私の弟子も、一仕事をして王都に戻る途中で、賢者様達がこの前の農業研修でロブロウに赴く際に立ち寄った宿場街で出逢い、それで意気投合されたらしくて』
ルイが自分と同じ立場になる、"弟子"という言葉を聞いて直ぐにそこに反応する。
『へえ、キングス様弟子とかいたんすか?。
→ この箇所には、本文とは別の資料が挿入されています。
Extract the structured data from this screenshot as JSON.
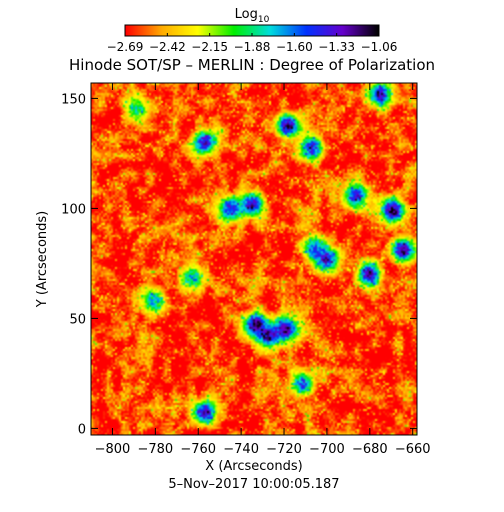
{
  "chart_data": {
    "type": "heatmap",
    "title": "Hinode SOT/SP – MERLIN : Degree of Polarization",
    "xlabel": "X (Arcseconds)",
    "ylabel": "Y (Arcseconds)",
    "date": "5–Nov–2017 10:00:05.187",
    "colorbar_label_base": "Log",
    "colorbar_label_sub": "10",
    "colorbar_ticks": [
      "−2.69",
      "−2.42",
      "−2.15",
      "−1.88",
      "−1.60",
      "−1.33",
      "−1.06"
    ],
    "colorbar_range": [
      -2.69,
      -1.06
    ],
    "colormap": [
      "#ff0000",
      "#ffaa00",
      "#ffff00",
      "#00ee00",
      "#00dddd",
      "#0033ff",
      "#6600cc",
      "#000000"
    ],
    "xlim": [
      -810,
      -658
    ],
    "ylim": [
      -3,
      157
    ],
    "x_ticks": [
      -800,
      -780,
      -760,
      -740,
      -720,
      -700,
      -680,
      -660
    ],
    "x_tick_labels": [
      "−800",
      "−780",
      "−760",
      "−740",
      "−720",
      "−700",
      "−680",
      "−660"
    ],
    "y_ticks": [
      0,
      50,
      100,
      150
    ],
    "y_tick_labels": [
      "0",
      "50",
      "100",
      "150"
    ],
    "background_level": -2.62,
    "enhanced_regions": [
      {
        "x": -733,
        "y": 47,
        "peak": -1.15
      },
      {
        "x": -719,
        "y": 45,
        "peak": -1.12
      },
      {
        "x": -727,
        "y": 42,
        "peak": -1.2
      },
      {
        "x": -745,
        "y": 100,
        "peak": -1.35
      },
      {
        "x": -735,
        "y": 102,
        "peak": -1.28
      },
      {
        "x": -686,
        "y": 106,
        "peak": -1.4
      },
      {
        "x": -669,
        "y": 99,
        "peak": -1.08
      },
      {
        "x": -664,
        "y": 81,
        "peak": -1.15
      },
      {
        "x": -706,
        "y": 82,
        "peak": -1.5
      },
      {
        "x": -700,
        "y": 77,
        "peak": -1.3
      },
      {
        "x": -680,
        "y": 70,
        "peak": -1.2
      },
      {
        "x": -718,
        "y": 138,
        "peak": -1.25
      },
      {
        "x": -707,
        "y": 128,
        "peak": -1.4
      },
      {
        "x": -757,
        "y": 130,
        "peak": -1.3
      },
      {
        "x": -675,
        "y": 152,
        "peak": -1.25
      },
      {
        "x": -781,
        "y": 58,
        "peak": -1.7
      },
      {
        "x": -757,
        "y": 7,
        "peak": -1.25
      },
      {
        "x": -711,
        "y": 20,
        "peak": -1.5
      },
      {
        "x": -763,
        "y": 68,
        "peak": -1.7
      },
      {
        "x": -789,
        "y": 146,
        "peak": -1.8
      }
    ]
  }
}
まだ、若いのに凄いっすね!』
『若く見られる事は嬉しいですけれど、私はもう三十路を超えているんですよ、ルイ君』
その仕立屋とやんちゃ坊主の会話に、新人兵士は既視感を感じたが、直ぐにその正体に気が付いた。
昨日、先程の話しと同じ様に仕立屋の年齢と弟子の話題で話した事があった。
(思えば、自分達もキングス様の容姿が外見よの年齢よりもお若いから、リリィと一緒に驚いたっけ)
最近、何かと凄いと言われる、恩師から教えて貰った暗記の方法で記憶している、"仕立屋キングス・スタイナー"の弟子の部分についてアルスは思い返す。
"ええ、弟子になってくれるのは、実はとても付き合いの長い方ではあるのですが、迎え入れると決まったのは、つい最近なのです。
私自身がまだまだ精進しなければいけない身ですけれども、"教える"という事を学ぶにも技量や修練の必要なもので、それに協力してくれる大切な人でもあります。
その人は簡単に言うのなら、私の師匠筋の縁戚で、恩人に当たる方の娘さん―――かい摘んで言えば、縁故採用の、お嬢さんです。
少しばかり落ち着きがないのですけれど、性格は明るくて、指先も器用で筋は良いので、縫物については十分リリィさんにも教える事は出来ますよ。
ただ既に成人している娘さんなので、三十路を過ぎたばかりで一応世間には、男であると通している私の弟子にするのに、世間の目がほんの少し心配な所もあります"
『ウソ?!キングス様30過ぎているってんすか?!。
どう見ても、うちの農場のフクライザの双子の兄さん達……29歳っていっていたかな?。
それよりは若いっすよ……』
『30を過ぎて若く見られる事は喜ばしい事なんでしょうけれども、こうなると少しばかり貫禄が欲しくなりますね』
丁度アルスが20代の知り合いの騎士と同年代に見えたのと例えたのと同じように、ルイも自分の農場で働く兄さん達を引き合いに出して例えているのに、仕立屋やはり苦笑を浮かべていた。
ルイがキングスの"本来の性別"を知っているかどうかはわからないが、話している雰囲気の感触からして、恐らくは知らないと思えた。
それを含めて考え、言葉に出しても障りのない程度で、やんちゃ坊主の驚きも落ち着いた所を見計らい、仕立屋に新人兵士が尋ねる。